In a statement to parliament, Uganda’s Minister for Internal Affairs, Gen. Jeje Odongo, revealed 44 people had been reported kidnapped and said 31 people remained missing.

Four people who were found have since been arrested for aiding and abetting terrorism, he said, while seven others had been arrested and released on bail, though he did not mention their charges.

“I have tried to give an update on the continuous incidents of alleged kidnap. Investigations are ongoing and I undertake to give progress of these investigations with time,” Odongo said. He added that authorities would “investigate each and every one of the reported incidents.”

He made no specific reference to the alleged abduction of Nyanzi’s partner.

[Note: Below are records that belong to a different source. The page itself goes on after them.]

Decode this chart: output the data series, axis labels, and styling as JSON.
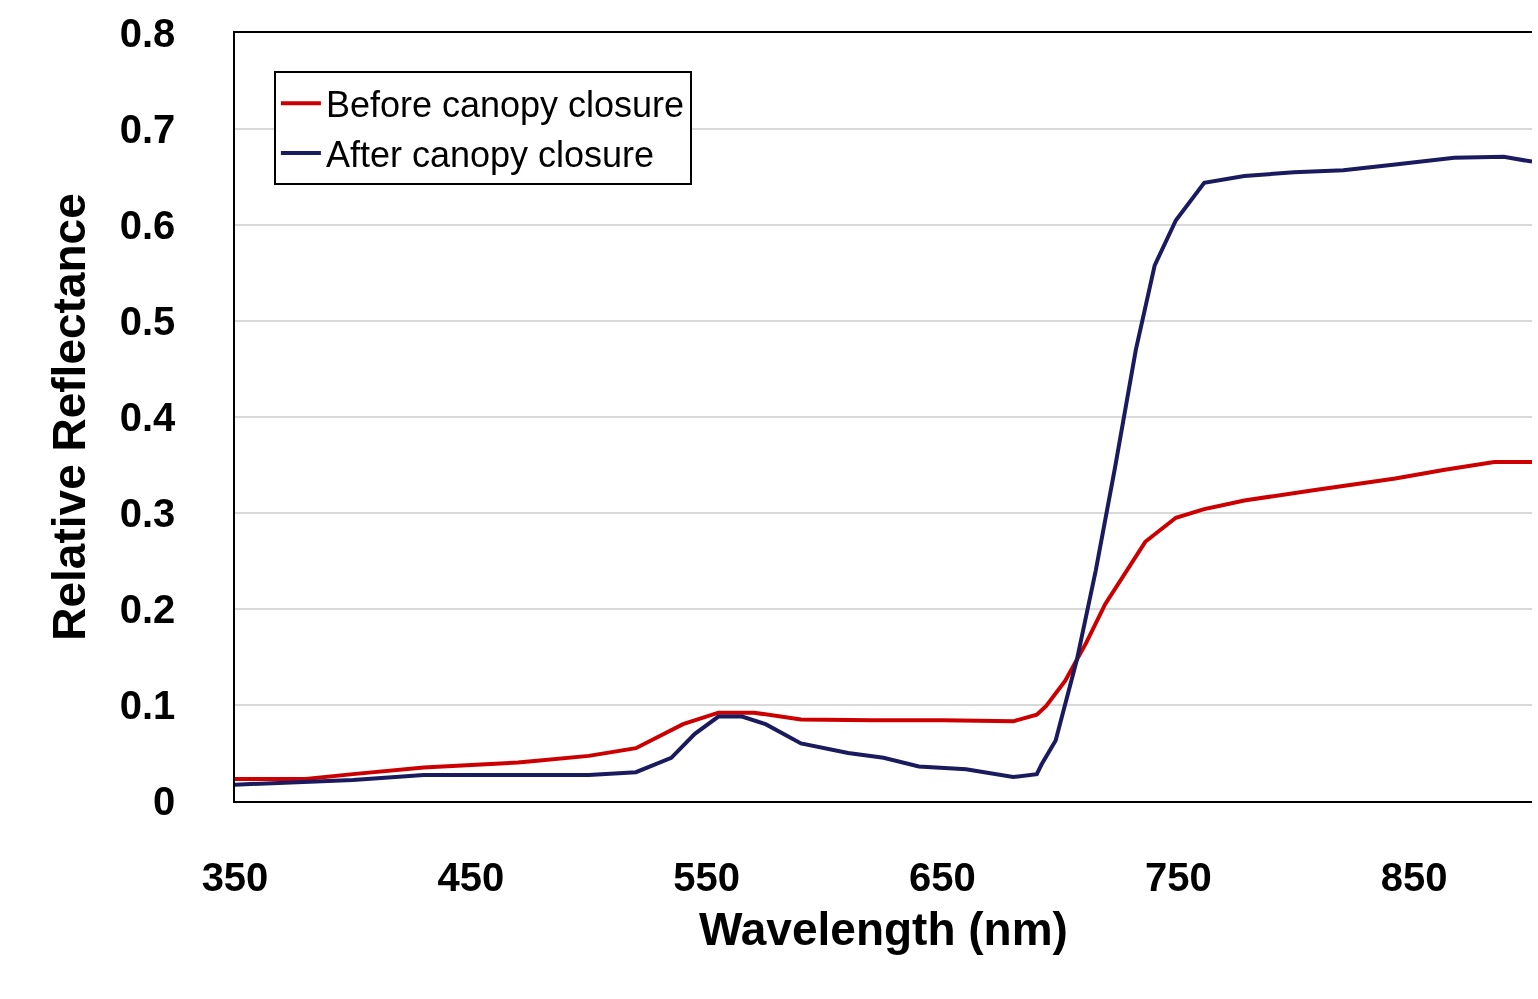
{
  "chart_data": {
    "type": "line",
    "xlabel": "Wavelength (nm)",
    "ylabel": "Relative Reflectance",
    "xlim": [
      350,
      900
    ],
    "xticks": [
      350,
      450,
      550,
      650,
      750,
      850
    ],
    "ylim": [
      0,
      0.8
    ],
    "yticks": [
      0,
      0.1,
      0.2,
      0.3,
      0.4,
      0.5,
      0.6,
      0.7,
      0.8
    ],
    "grid": "y",
    "legend": "top left",
    "line_style": "solid",
    "marker": "none",
    "series": [
      {
        "name": "Before canopy closure",
        "color": "#cc0000",
        "x": [
          350,
          380,
          400,
          430,
          470,
          500,
          520,
          540,
          555,
          570,
          590,
          620,
          650,
          680,
          690,
          694,
          702,
          711,
          719,
          736,
          749,
          761,
          778,
          808,
          842,
          863,
          884,
          900
        ],
        "values": [
          0.023,
          0.023,
          0.028,
          0.035,
          0.04,
          0.047,
          0.055,
          0.08,
          0.092,
          0.092,
          0.085,
          0.084,
          0.084,
          0.083,
          0.09,
          0.099,
          0.125,
          0.165,
          0.205,
          0.27,
          0.295,
          0.304,
          0.313,
          0.324,
          0.336,
          0.345,
          0.353,
          0.353
        ]
      },
      {
        "name": "After canopy closure",
        "color": "#1a1a5e",
        "x": [
          350,
          400,
          430,
          500,
          520,
          535,
          545,
          555,
          565,
          575,
          590,
          610,
          625,
          640,
          660,
          680,
          690,
          692,
          698,
          707,
          715,
          723,
          732,
          740,
          749,
          761,
          778,
          799,
          820,
          842,
          867,
          888,
          900
        ],
        "values": [
          0.017,
          0.022,
          0.027,
          0.027,
          0.03,
          0.045,
          0.07,
          0.088,
          0.088,
          0.08,
          0.06,
          0.05,
          0.045,
          0.036,
          0.033,
          0.025,
          0.028,
          0.038,
          0.063,
          0.147,
          0.24,
          0.345,
          0.47,
          0.558,
          0.605,
          0.644,
          0.651,
          0.655,
          0.657,
          0.663,
          0.67,
          0.671,
          0.666
        ]
      }
    ]
  }
}
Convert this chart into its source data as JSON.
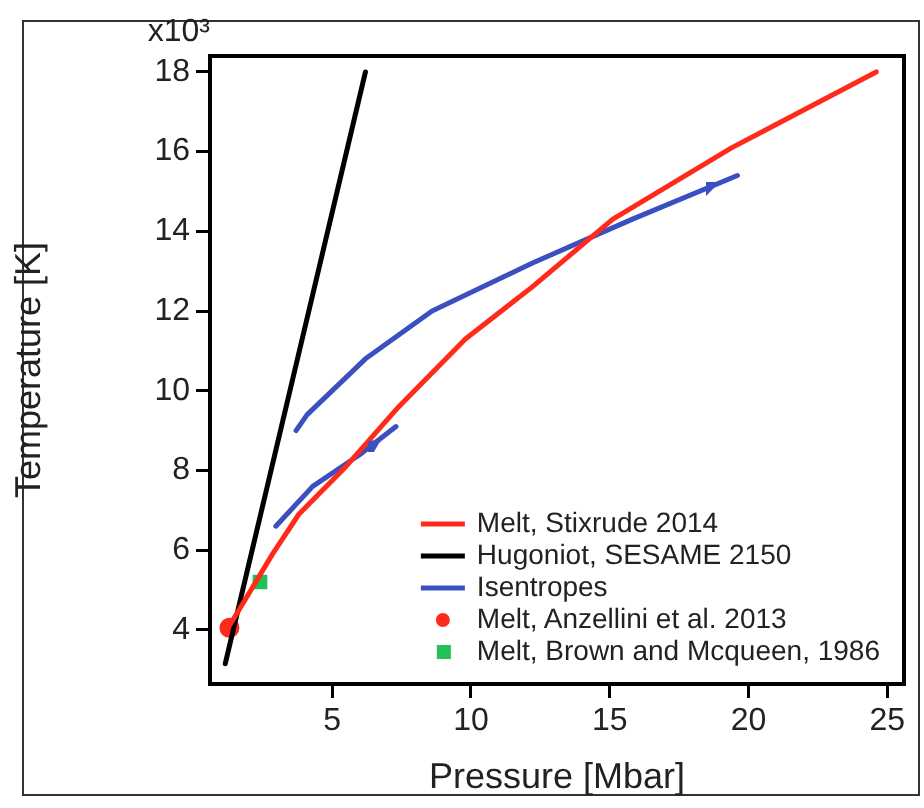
{
  "chart_data": {
    "type": "line",
    "xlabel": "Pressure [Mbar]",
    "ylabel": "Temperature [K]",
    "xlim": [
      0.6,
      25.6
    ],
    "ylim": [
      2.64,
      18.4
    ],
    "xticks": [
      5,
      10,
      15,
      20,
      25
    ],
    "yticks": [
      4,
      6,
      8,
      10,
      12,
      14,
      16,
      18
    ],
    "annotations": [
      "x10³"
    ],
    "grid": false,
    "legend": "bottom right",
    "line_style": "solid",
    "series": [
      {
        "name": "Melt, Stixrude 2014",
        "color": "#ff2a1a",
        "x": [
          1.3,
          2.85,
          3.8,
          5.5,
          7.4,
          9.8,
          12.2,
          15.1,
          19.4,
          24.6
        ],
        "values": [
          4.1,
          5.9,
          6.9,
          8.1,
          9.6,
          11.3,
          12.6,
          14.3,
          16.1,
          18
        ]
      },
      {
        "name": "Hugoniot, SESAME 2150",
        "color": "#000000",
        "x": [
          1.15,
          6.2
        ],
        "values": [
          3.15,
          18
        ]
      },
      {
        "name": "Isentropes",
        "color": "#3a4fc0",
        "x": [
          2.97,
          4.3,
          6.0,
          7.3
        ],
        "values": [
          6.6,
          7.6,
          8.4,
          9.1
        ]
      },
      {
        "color": "#3a4fc0",
        "x": [
          3.7,
          4.1,
          6.2,
          8.6,
          12.2,
          15.8,
          19.6
        ],
        "values": [
          9.0,
          9.4,
          10.8,
          12.0,
          13.2,
          14.3,
          15.4
        ]
      },
      {
        "name": "Melt, Anzellini et al. 2013",
        "type": "scatter",
        "marker": "circle",
        "color": "#ff2a1a",
        "x": [
          1.3
        ],
        "values": [
          4.05
        ]
      },
      {
        "name": "Melt, Brown and Mcqueen, 1986",
        "type": "scatter",
        "marker": "square",
        "color": "#22c055",
        "x": [
          2.4
        ],
        "values": [
          5.2
        ]
      }
    ]
  }
}
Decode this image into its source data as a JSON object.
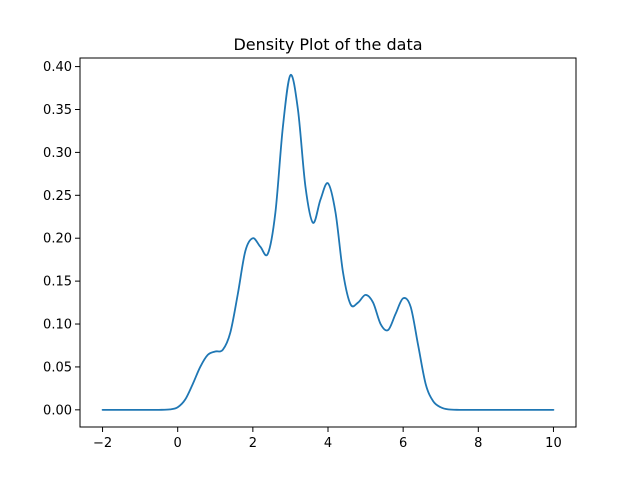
{
  "chart_data": {
    "type": "line",
    "title": "Density Plot of the data",
    "xlabel": "",
    "ylabel": "",
    "xlim": [
      -2.6,
      10.6
    ],
    "ylim": [
      -0.02,
      0.41
    ],
    "x_ticks": [
      -2,
      0,
      2,
      4,
      6,
      8,
      10
    ],
    "x_tick_labels": [
      "−2",
      "0",
      "2",
      "4",
      "6",
      "8",
      "10"
    ],
    "y_ticks": [
      0.0,
      0.05,
      0.1,
      0.15,
      0.2,
      0.25,
      0.3,
      0.35,
      0.4
    ],
    "y_tick_labels": [
      "0.00",
      "0.05",
      "0.10",
      "0.15",
      "0.20",
      "0.25",
      "0.30",
      "0.35",
      "0.40"
    ],
    "grid": false,
    "line_color": "#1f77b4",
    "series": [
      {
        "x": [
          -2.0,
          -1.0,
          -0.5,
          -0.2,
          0.0,
          0.2,
          0.4,
          0.6,
          0.8,
          1.0,
          1.2,
          1.4,
          1.6,
          1.8,
          2.0,
          2.2,
          2.4,
          2.6,
          2.8,
          3.0,
          3.2,
          3.4,
          3.6,
          3.8,
          4.0,
          4.2,
          4.4,
          4.6,
          4.8,
          5.0,
          5.2,
          5.4,
          5.6,
          5.8,
          6.0,
          6.2,
          6.4,
          6.6,
          6.8,
          7.0,
          7.2,
          7.5,
          8.0,
          9.0,
          10.0
        ],
        "y": [
          0.0,
          0.0,
          0.0,
          0.0005,
          0.003,
          0.012,
          0.03,
          0.05,
          0.064,
          0.068,
          0.07,
          0.09,
          0.135,
          0.185,
          0.2,
          0.19,
          0.182,
          0.23,
          0.33,
          0.39,
          0.35,
          0.26,
          0.218,
          0.245,
          0.264,
          0.23,
          0.16,
          0.123,
          0.125,
          0.134,
          0.125,
          0.1,
          0.093,
          0.112,
          0.13,
          0.12,
          0.075,
          0.03,
          0.01,
          0.003,
          0.0005,
          0.0,
          0.0,
          0.0,
          0.0
        ]
      }
    ]
  }
}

Nyanzi was first imprisoned in 2017 for a month after posting a Facebook poem criticizing Uganda’s first lady, Janet Museveni, for failing to deliver on her promise to provide sanitary pads to schoolgirls.

Following this arrest, Nyanzi’s legal team submitted a petition to the UN Working Group on Arbitrary Detentions. Citing a source connected to her case, a report from the UN body said “that eight men in plainclothes, three of whom were armed, forcibly removed Ms. Nyanzi from her car and put her into the back of their vehicle.” The Working Group says it didn’t receive a response from the Ugandan government to the allegations. CNN has reached out to the government for comment.

When Nyanzi fled at the end of January, she said she was worried she might be “abducted” again, or worse.

“I fled so that I can live tomorrow, to keep being a proud Ugandan and keep contributing to the liberation struggle. I fled also to give my children an opportunity to live in safety and security, and to have access to their mother,” she said.

Nyanzi crossed the border into Kenya by bus with Wasswa, one of her 13-year-old twin sons. Her other children Kato, 13, and Baraka, 16, had left with Nyanzi’s sister a week earlier.

They have all been offered asylum-seeker passes while the Kenyan authorities consider their claims for refugee status, Nyanzi said.

An anthropologist by profession, Nyanzi ran headfirst into politics after she was released from prison on appeal last February, announcing her electoral campaign by June.

She had spent nearly 16 months in jail where she said she endured physical abuse by guards and stints in solitary confinement. She was imprisoned for writing a poem that graphically described the birth of the Ugandan President and his mother’s vagina to criticize his “oppression, suppression and repression” of Uganda.

Despite being a controversial figure, Nyanzi gained popularity for her activism and was put forward as the Kampala Woman MP candidate for the Forum for Democratic Change, one of the major opposition parties, and had hopes of winning. “We were very expectant. We had no idea that we were going to score third” said Nyanzi, who described the “disappointment and pain experienced by her campaign team after she lost the vote.

“I’m very grateful that Kenya had open doors and was able to receive me at this time,” Nyanzi told CNN. While the activist and her family wait for their refugee status to come through, she says she is going to be writing, as well as doing something else she is less well-versed in — resting.

“I’ve had the most hectic five years and I think that I deserve a break,” Nyanzi told CNN. “I deserve to recuperate, I deserve to take care of myself mentally, emotionally, physically — strengthen my energy reserves, and then come back to the bigger struggle.